Most historians acknowledge that this question directly led to the split between the Roman and Orthodox branches of the faith. The Roman Church argued that Jesus was not ordained and thus not able to baptize anyone. John was a baptizer only by special dispensation from God. The Orthodox theologians countered with the assertion that the Holy Spirit himself ordained Jesus in a quiet ceremony in Galilee before Jesus sought out the waters of the Jordan River. Eventually, the argument sparked violence in the streets and historic division in the Church.
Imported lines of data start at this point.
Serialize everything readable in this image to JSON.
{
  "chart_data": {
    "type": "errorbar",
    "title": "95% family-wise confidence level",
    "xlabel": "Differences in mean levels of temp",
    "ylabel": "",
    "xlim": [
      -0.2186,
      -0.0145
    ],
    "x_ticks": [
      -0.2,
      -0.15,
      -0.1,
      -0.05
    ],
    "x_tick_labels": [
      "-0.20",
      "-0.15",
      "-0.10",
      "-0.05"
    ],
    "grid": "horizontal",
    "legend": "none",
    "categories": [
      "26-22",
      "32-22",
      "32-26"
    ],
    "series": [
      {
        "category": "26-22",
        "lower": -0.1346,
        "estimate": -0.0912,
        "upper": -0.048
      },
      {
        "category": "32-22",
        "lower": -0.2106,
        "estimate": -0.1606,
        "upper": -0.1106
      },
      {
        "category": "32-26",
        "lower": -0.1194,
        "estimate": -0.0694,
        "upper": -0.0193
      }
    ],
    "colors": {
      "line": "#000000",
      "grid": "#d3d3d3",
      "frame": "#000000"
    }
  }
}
For many centuries, Jesus’ baptism took a back seat to questions about whether or not priests should be allowed to play cards or if it were acceptable for lay people to say the word “Nebuchadnezzar.” Then, a priest named Martin Luther came along to shake the very foundations of his Church.

In 1517, Luther hammered his “One Great Truth Along with 95 Theses” onto a Laundromat door in Wittenburg, Germany. He wrote that “Jesus the Christ, Our Savior, did baptize himself, forever breaking the Devil’s hold on mankind.” The remaining theses, Luther told his mailman, were “really rather unimportant compared to that One Great Truth.” The Protestant Reformation had begun.

Today, most scholars believe that John baptized Jesus, though Jesus could have baptized himself if he wanted to. A few, however, still hold firmly to the idea that Jesus did perform self-baptism. The most notable in the latter group are theologians of the Church of Jesus Christ of Self-baptized Saints. Their argument is that close textual analysis shows that the hidden message in the Gospels is that Jesus baptized himself in the Jordan River.

Not surprisingly, members of the SBS, as the church is frequently known, are persecuted for their faith. It is illegal in 16 states for SBS members to marry one another, and in 9 states, church members cannot purchase root beer.

From the earliest days of the Christian faith, Jesus’ baptism has sparked debate. Could Jesus really have had the authority to baptize himself, as some suggest? Or did John the Baptist do the deed, as the Roman Catholic Church and the Gospels attest? Whatever your opinion, remember one thing: self-baptism is punishable by death in the electric chair in the state of Texas.